Edited 1 time(s). Last edit at 7 Apr 17 | 11:57PM by Kipling.

Re: HP Lovecraft Vs Clark Ashton Smith
Posted by: wilum pugmire (IP Logged)
Date: 8 April, 2017 10:15AM
I adore "Out of ye Aeons," especially as I judge it to be almoft entirely Lovecraft's text. The tale captivated me when I first read it at a young age, and does not disappoint whenever I return to it. Lovecraft's description of the singular crouching mummy with shrivelled features that actually elicit an emotional response from viewers is brilliant. I have dreamt, more than once, of wandering that hall of mummies, and once wrote an early tale set therein. Shub-Niggurath is distinctly referred as a female entity--a point that is still debated, for I believe that elsewhere she is described as a kind of airy element akin to ye colour out of space. The references to the Black Book form one of my favourite Lovecraftian tropes. I've return'd to ye tale often and it never fails to entertain.

"I'm a little girl."
--H. P. Lovecraft, Esq.



Edited 1 time(s). Last edit at 8 Apr 17 | 10:18AM by wilum pugmire.
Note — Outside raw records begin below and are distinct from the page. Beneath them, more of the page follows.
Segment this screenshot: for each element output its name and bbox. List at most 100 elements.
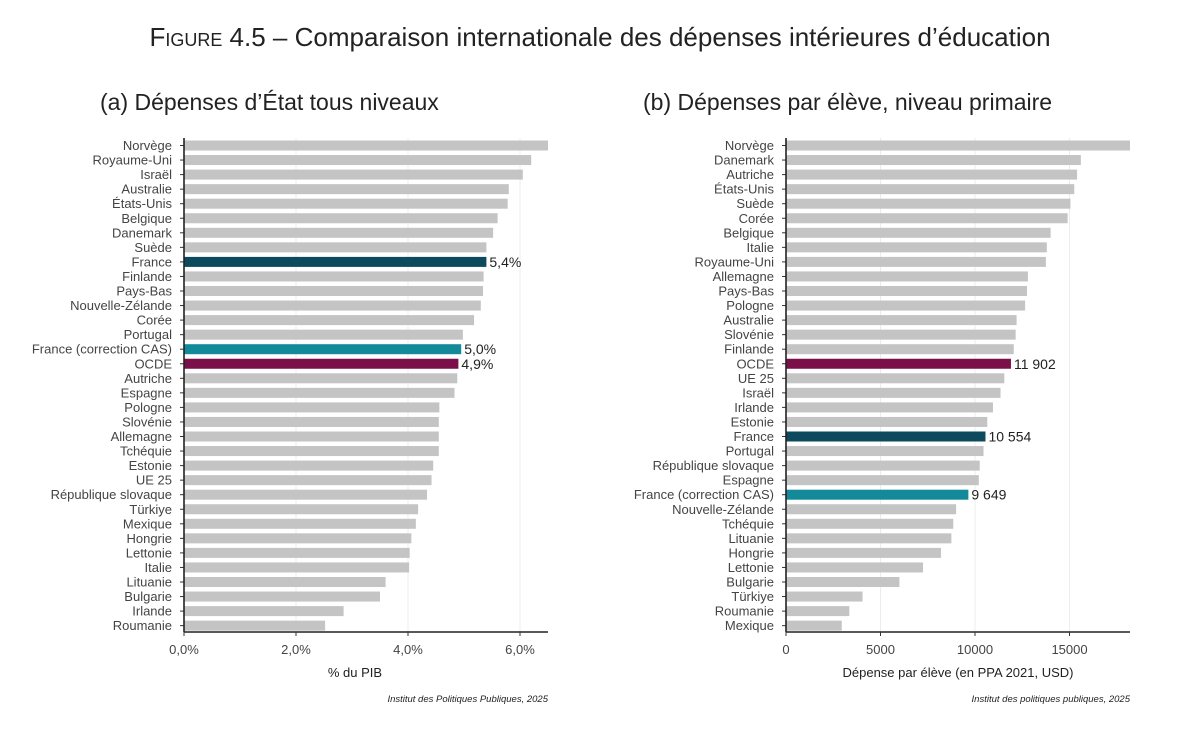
bar [184,140,548,151]
bar [184,431,439,442]
x-tick-label: 0,0% [169,642,199,657]
category-label: Nouvelle-Zélande [70,298,172,313]
category-label: Pologne [124,400,172,415]
bar [184,460,434,471]
bar [184,504,419,515]
bar [184,562,410,573]
x-axis-label: % du PIB [328,665,382,680]
bar [786,300,1026,311]
figure-title-text: Comparaison internationale des dépenses … [294,22,1051,52]
category-label: Allemagne [713,269,774,284]
x-tick-label: 10000 [957,642,993,657]
bar [786,358,1011,369]
bar [184,213,498,224]
data-label: 10 554 [988,429,1031,445]
data-label: 5,4% [489,254,521,270]
category-label: Estonie [129,458,172,473]
bar [786,416,988,427]
category-label: Mexique [725,618,774,633]
x-tick-label: 5000 [866,642,895,657]
category-label: Espagne [723,473,774,488]
category-label: Belgique [121,211,172,226]
category-label: République slovaque [51,487,172,502]
bar [184,518,416,529]
category-label: France (correction CAS) [634,487,774,502]
bar [786,431,986,442]
bar [184,577,386,587]
category-label: Italie [145,560,172,575]
bar [184,315,475,326]
bar [184,606,344,617]
category-label: France [132,254,172,269]
category-label: Autriche [124,371,172,386]
category-label: Hongrie [728,545,774,560]
category-label: Suède [134,240,172,255]
bar [786,475,979,486]
x-tick-label: 6,0% [505,642,535,657]
category-label: Pologne [726,298,774,313]
category-label: UE 25 [136,473,172,488]
category-label: Hongrie [126,531,172,546]
category-label: États-Unis [112,196,172,211]
bar [786,329,1016,340]
data-label: 5,0% [464,341,496,357]
bar [786,489,969,500]
bar [184,242,487,253]
bar [184,329,463,340]
category-label: Italie [747,240,774,255]
category-label: Suède [736,196,774,211]
category-label: Allemagne [111,429,172,444]
bar [184,620,326,631]
category-label: Royaume-Uni [695,254,775,269]
category-label: Norvège [123,138,172,153]
bar [786,606,850,617]
bar [786,547,941,558]
bar [786,533,952,544]
bar [184,591,380,602]
bar [786,387,1001,398]
category-label: Mexique [123,516,172,531]
x-tick-label: 0 [782,642,789,657]
source-note: Institut des politiques publiques, 2025 [972,694,1131,705]
chart-title: (a) Dépenses d’État tous niveaux [100,89,439,115]
category-label: Australie [723,313,774,328]
category-label: Australie [121,182,172,197]
bar [786,286,1027,296]
bar [184,547,410,558]
bar [184,475,432,486]
bar [786,577,900,587]
category-label: Royaume-Uni [93,153,173,168]
category-label: Norvège [725,138,774,153]
category-label: Belgique [723,225,774,240]
bar [184,227,494,238]
category-label: Roumanie [113,618,172,633]
data-label: 11 902 [1014,356,1056,372]
category-label: Pays-Bas [116,284,172,299]
category-label: Tchéquie [722,516,774,531]
bar [786,140,1130,151]
category-label: France (correction CAS) [32,342,172,357]
category-label: Portugal [726,444,775,459]
bar [786,227,1051,238]
bar [786,446,984,457]
category-label: OCDE [134,356,172,371]
category-label: Lituanie [126,575,172,590]
bar [786,256,1046,267]
bar [184,344,462,355]
category-label: UE 25 [738,371,774,386]
bar [786,198,1071,209]
bar [786,242,1047,253]
bar [184,286,484,296]
bar [184,489,428,500]
bar [184,373,458,384]
category-label: Estonie [731,414,774,429]
x-tick-label: 4,0% [393,642,423,657]
chart-panel-b: (b) Dépenses par élève, niveau primaire N… [634,89,1131,705]
bar [786,620,842,631]
category-label: Lituanie [728,531,774,546]
category-label: Portugal [124,327,173,342]
bar [184,155,532,166]
chart-title: (b) Dépenses par élève, niveau primaire [643,89,1052,115]
x-axis-label: Dépense par élève (en PPA 2021, USD) [842,665,1073,680]
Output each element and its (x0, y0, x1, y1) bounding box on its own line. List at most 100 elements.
Re: HP Lovecraft Vs Clark Ashton Smith
Posted by: Kipling (IP Logged)
Date: 9 April, 2017 12:23PM
"Coming then to a wayside shrine of Yuckla, the small and grotesque god of laughter, whose influence was believed to be mainly benignant, they were glad to go no farther on that day, but took shelter in the crumbling shrine for fear of the ghouls and devils, who might dwell in such vicinage to those accursed ruins." ("The Weaver in the Vault")

Re: HP Lovecraft Vs Clark Ashton Smith
Posted by: Platypus (IP Logged)
Date: 28 April, 2017 09:57AM
walrus Wrote:
> HPL's opinion was that humour has no place in
> horror.

And yet I find "Herbert West" and "The Lurking Fear" to be hilarious.

Re: HP Lovecraft Vs Clark Ashton Smith
Posted by: Platypus (IP Logged)
Date: 16 May, 2017 10:58AM
On a sentence by sentence, paragraph by paragraph level, CAS is the better writer. He is leaner, meaner, tighter, and more elegant. However, when it comes to comparing the whole to the sum of its parts, HPL tends to make up for lost ground.

I won't necessarily say that HPL pulls ahead, because I have yet to read everything by CAS.

I once read "The Shadow over Innsmouth" aloud to someone, who was snickering at his prose the whole time, but who at the end admitted the story had an impact that sneaks up on you and gets to you in the end.



Edited 1 time(s). Last edit at 16 May 17 | 10:58AM by Platypus.

Re: HP Lovecraft Vs Clark Ashton Smith
Posted by: Knygatin (IP Logged)
Date: 16 May, 2017 01:48PM
Well put Platypus. I agree, but could not put it into words as clearly.

I think it is impossible to objectively say that one, on the whole, is a better writer than the other. Nature does not allow itself to be measured that way. Only in the simplistic little games we humans make up, when chasing time or length.
We can compare different aspects of their writing (like Sawfish so wisely does above), and see weaknesses and strengths, but we should refrain from saying than one is a better writer than the other on the whole.